The conviction in his voice caused her body to soften and lean in against him. She hugged him tightly and even though she was almost an adult, let herself be held by her dad as if she were a little girl again.
“She didn’t want me,” she whispered against her father’s chest. And for the first time since she had sat down with him, her anger had been replaced with devastation. The pain in her voice led Ray to hug her tighter as he rested his chin atop her head.
“Oh baby. It had nothing to do with you. She didn’t know what she wanted other than to be a gypsy who roamed the world with no responsibilities or destinations. And even though I have no idea where she is or what kind of person she grew to be, I will never stop being thankful for her and the choice she made. Because it gave me you. And there is nothing and no one on this Earth more important to me than you, Livvy Girl. And I never want you to question your worth because of one young woman’s selfishness. Do you hear me?” He grabbed her cheeks within his hands and gently shook her, as if hoping the conviction of his words would travel through his hands to her mind, eliminating her feelings of inadequacy.
“Ok Dad,” she said as she tucked herself against his chest for one last hug. “I believe you.”
Ray released a breath as she sagged against him, beginning to rub large circles around her back like he did when she was a child. He didn’t think of Renee much over the past few years, raising Olivia and running the campground solo had taken up all of his time and energy. But now that the truth had finally been brought to light, he couldn’t help the rage that bubbled beneath his surface.
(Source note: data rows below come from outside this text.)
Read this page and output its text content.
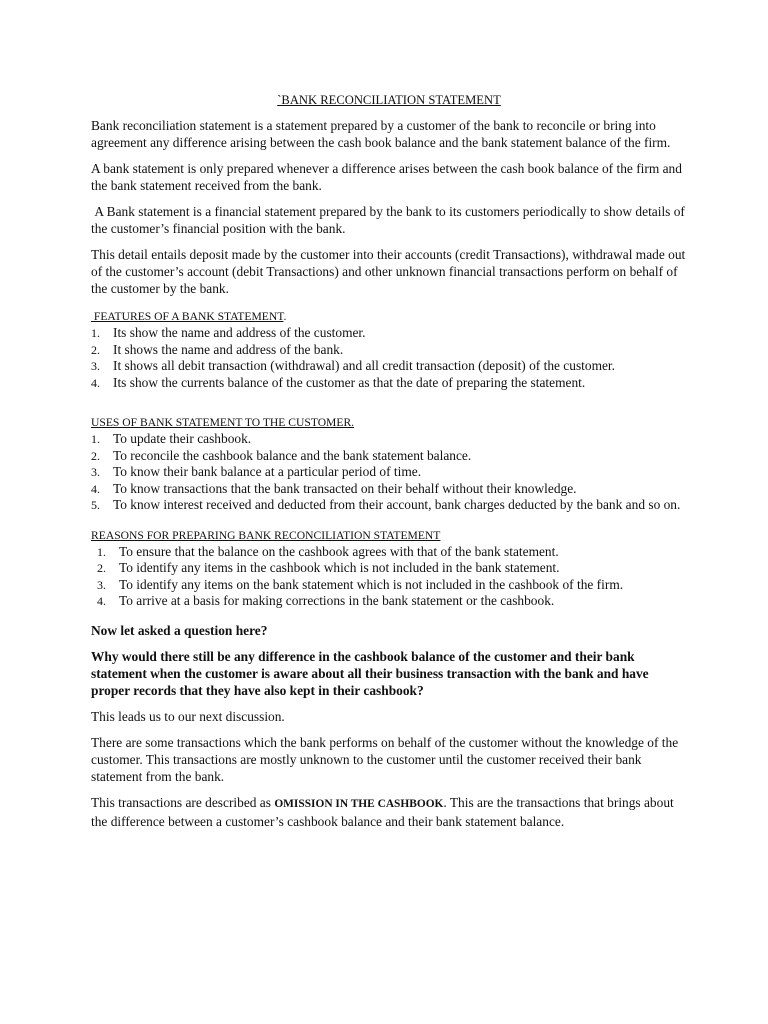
`BANK RECONCILIATION STATEMENT

Bank reconciliation statement is a statement prepared by a customer of the bank to reconcile or bring into agreement any difference arising between the cash book balance and the bank statement balance of the firm.

A bank statement is only prepared whenever a difference arises between the cash book balance of the firm and the bank statement received from the bank.

A Bank statement is a financial statement prepared by the bank to its customers periodically to show details of the customer’s financial position with the bank.

This detail entails deposit made by the customer into their accounts (credit Transactions), withdrawal made out of the customer’s account (debit Transactions) and other unknown financial transactions perform on behalf of the customer by the bank.

FEATURES OF A BANK STATEMENT.
1. Its show the name and address of the customer.
2. It shows the name and address of the bank.
3. It shows all debit transaction (withdrawal) and all credit transaction (deposit) of the customer.
4. Its show the currents balance of the customer as that the date of preparing the statement.
USES OF BANK STATEMENT TO THE CUSTOMER.
1. To update their cashbook.
2. To reconcile the cashbook balance and the bank statement balance.
3. To know their bank balance at a particular period of time.
4. To know transactions that the bank transacted on their behalf without their knowledge.
5. To know interest received and deducted from their account, bank charges deducted by the bank and so on.
REASONS FOR PREPARING BANK RECONCILIATION STATEMENT
1. To ensure that the balance on the cashbook agrees with that of the bank statement.
2. To identify any items in the cashbook which is not included in the bank statement.
3. To identify any items on the bank statement which is not included in the cashbook of the firm.
4. To arrive at a basis for making corrections in the bank statement or the cashbook.

Now let asked a question here?

Why would there still be any difference in the cashbook balance of the customer and their bank statement when the customer is aware about all their business transaction with the bank and have proper records that they have also kept in their cashbook?

This leads us to our next discussion.

There are some transactions which the bank performs on behalf of the customer without the knowledge of the customer. This transactions are mostly unknown to the customer until the customer received their bank statement from the bank.

This transactions are described as OMISSION IN THE CASHBOOK. This are the transactions that brings about the difference between a customer’s cashbook balance and their bank statement balance.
Rage for a woman who had now led his precious little girl to feel as if she wasn’t good enough, when in reality, she was the single greatest person he had ever known in his life.
So as he sat on the well-loved sofa, rocking his daughter in his arms, he held her just a little bit tighter, hoping that she could physically feel the amount of love that was bursting inside his heart for her, praying that she would never feel anything less from any person that she loved in her life.